Bloor Bike Lanes: 120 years in the making

Until the completion of 2.4-kilometre stretch last month, Bloor hasn’t offered what cyclists have long demanded – a share of the road on one of the city’s best biking routes

NOW magazine; September 7, 2016

The finishing touches were recently put on the Bloor Street bike lane pilot project, tying together some loose ends in Toronto’s modest cycling network. We may finally have caught up with our cycling ambitions.

How long did Toronto cyclists have to wait for bike lanes on Bloor? On February 15, 1896, representatives of Toronto bicycle clubs met at the stylish downtown Athenaeum Club to craft a cycling plan for City Hall. Their proposal included Bloor along the top of a network to be created from a combination of asphalted roads and new bicycle paths. The cyclists had been inspired by Mayor R.J. Fleming, “the People’s Bob,” who earlier that year said Toronto streets “should be put in first-class shape for bicycle riders.” So attractive was the prospect of the cyclists’ proposed 16-kilometre circuit, along with other improvements, that The Globe beamed, it “will make Toronto a veritable wheelman’s paradise, exceeding in that respect even Buffalo.” Until the completion of the 2.4-kilometre route between Shaw and Avenue Road last month, Bloor hasn’t included what cyclists have long demanded – a share of a road that is one of the city’s best cycling routes, but for the risk of collision and injury.

The path to a Bloor bike lane has included many disappointments, pitfalls and potholes along the way.

With the decline of cycling’s popularity in the 1900s, cyclists lost many of their powerful friends at City Hall as well as their own advocates. But since roads were being steadily improved and cars weren’t yet a factor, the picture for cyclists remained fairly bright.
By the 1920s, however, private cars dominated, even while streetcars remained the most popular mode of transportation. Cycling endured given its obvious utility for commuting, business deliveries and as a transport tool for children, but it had become clear that cyclists would have to fend for themselves.
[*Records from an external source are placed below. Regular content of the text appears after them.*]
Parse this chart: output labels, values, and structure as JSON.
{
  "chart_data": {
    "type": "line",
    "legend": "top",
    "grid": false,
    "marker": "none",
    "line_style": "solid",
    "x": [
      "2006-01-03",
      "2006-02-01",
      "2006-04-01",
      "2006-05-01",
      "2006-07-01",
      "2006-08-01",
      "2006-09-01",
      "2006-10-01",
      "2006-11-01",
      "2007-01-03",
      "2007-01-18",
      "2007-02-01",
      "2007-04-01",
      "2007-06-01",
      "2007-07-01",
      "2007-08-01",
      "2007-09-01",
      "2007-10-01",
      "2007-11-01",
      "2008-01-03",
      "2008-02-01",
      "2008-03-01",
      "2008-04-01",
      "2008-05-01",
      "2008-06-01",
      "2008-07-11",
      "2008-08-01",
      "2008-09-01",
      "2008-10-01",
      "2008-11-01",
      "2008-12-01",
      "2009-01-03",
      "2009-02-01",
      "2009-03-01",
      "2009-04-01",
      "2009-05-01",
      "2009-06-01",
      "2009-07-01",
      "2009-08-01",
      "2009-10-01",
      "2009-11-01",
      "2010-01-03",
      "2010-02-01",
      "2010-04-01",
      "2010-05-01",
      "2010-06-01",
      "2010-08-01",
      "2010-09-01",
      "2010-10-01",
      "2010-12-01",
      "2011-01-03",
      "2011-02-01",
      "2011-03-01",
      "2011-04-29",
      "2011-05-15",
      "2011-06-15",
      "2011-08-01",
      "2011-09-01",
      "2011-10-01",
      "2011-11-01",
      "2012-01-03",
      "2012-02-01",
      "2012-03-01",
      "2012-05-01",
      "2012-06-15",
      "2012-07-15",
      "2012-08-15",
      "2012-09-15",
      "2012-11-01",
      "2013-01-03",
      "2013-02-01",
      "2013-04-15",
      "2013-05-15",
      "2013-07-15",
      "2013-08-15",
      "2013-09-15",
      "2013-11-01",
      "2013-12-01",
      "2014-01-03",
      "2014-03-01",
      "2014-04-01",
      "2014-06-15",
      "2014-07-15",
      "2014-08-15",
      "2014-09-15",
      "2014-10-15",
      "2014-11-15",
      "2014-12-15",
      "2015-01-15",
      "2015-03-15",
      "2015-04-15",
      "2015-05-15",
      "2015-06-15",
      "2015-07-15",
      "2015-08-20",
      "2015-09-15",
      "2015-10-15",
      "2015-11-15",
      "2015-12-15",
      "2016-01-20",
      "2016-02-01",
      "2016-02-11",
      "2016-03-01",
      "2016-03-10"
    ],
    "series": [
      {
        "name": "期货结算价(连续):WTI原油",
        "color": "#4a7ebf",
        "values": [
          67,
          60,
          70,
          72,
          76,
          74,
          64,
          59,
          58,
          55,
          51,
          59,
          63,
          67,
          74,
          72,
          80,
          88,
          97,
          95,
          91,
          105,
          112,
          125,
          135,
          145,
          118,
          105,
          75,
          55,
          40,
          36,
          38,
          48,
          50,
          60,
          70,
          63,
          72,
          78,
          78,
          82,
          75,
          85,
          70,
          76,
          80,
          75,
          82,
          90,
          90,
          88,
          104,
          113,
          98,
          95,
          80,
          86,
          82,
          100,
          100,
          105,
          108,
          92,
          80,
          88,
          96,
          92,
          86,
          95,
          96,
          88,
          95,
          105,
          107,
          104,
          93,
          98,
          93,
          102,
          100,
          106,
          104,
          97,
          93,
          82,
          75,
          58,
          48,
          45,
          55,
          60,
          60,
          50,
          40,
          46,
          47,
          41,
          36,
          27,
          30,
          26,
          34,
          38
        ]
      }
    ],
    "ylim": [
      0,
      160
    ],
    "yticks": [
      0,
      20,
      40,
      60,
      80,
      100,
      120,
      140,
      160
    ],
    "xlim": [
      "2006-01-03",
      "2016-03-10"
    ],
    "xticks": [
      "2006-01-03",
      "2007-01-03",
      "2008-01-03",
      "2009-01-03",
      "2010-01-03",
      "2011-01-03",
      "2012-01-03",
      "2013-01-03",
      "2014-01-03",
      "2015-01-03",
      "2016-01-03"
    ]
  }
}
Not until the so-called cycling revival of the late 1960s, prompted in part by environmental concerns, did attention once again turn to biking safety. Yet it would take years for that concern to translate into on-road action in Toronto – and not for want of studies, reports and politicians’ patronizing pats on the back.

In a 1977 city consultant’s report on cycling infrastructure, Bloor scored highly in all categories, including its lamentable cycling casualty toll.

A 1992 city report identified Bloor along with Danforth as an ideal crosstown cycling route. A 2007 study confirmed the feasibility of a Bloor-Danforth bikeway, and in 2010, a major study of the environmental impacts of Bloor-Danforth lanes was initiated, then stopped under the Ford administration, revived and later abandoned.

City Hall was determined to protect road space for cars and parking, although it was increasingly difficult to ignore the fact that after a century of establishing, expanding and extending the road and highway network, cars often can’t keep up with pedestrians, let alone cyclists.

Nonetheless, the network first proposed in 1896 actually started taking shape between 2010 and 2014.

Along the bottom of the square-shaped network, bike lanes were installed on parts of Richmond and Adelaide. A contra-flow bike lane was installed on Shaw west of Bathurst to supplement existing north-south lanes on St. George. And bike lanes were added to Sherbourne, although parallel north-south lanes on Jarvis (among others) were removed, despite their success. Many councillors worried that Toronto was moving too fast on cycling infrastructure.

When a new council under Mayor John Tory took office in late 2014, the only gap to complete a network similar to the 1896 proposal was a bike lane along Bloor.

By this time, the crosstown Bloor-Danforth bike lane had been repackaged by advocates into a bite-sized proposal that even a bicycle-fearing city council might accept – a 2.4-kilometre pilot between Avenue Road and Shaw that runs further west on Bloor than the 1896 proposal, but not as far east.

Local councillors Joe Cressy and Mike Layton have championed the Bloor pilot. Their leadership reflects a key change at City Hall – everyday cyclists are again in community positions of power, as in the 1890s.

Though the Bloor lanes may only be a pilot, Toronto has not only answered a demand that cyclists first made in 1896, but finally moved the city toward becoming a place (once again) that takes the bicycle seriously as part of a healthy transportation mix.

Albert Koehl is an environmental lawyer, writer and co-founder of Bells on Bloor. This year’s Bells on Bloor ride is on September 25.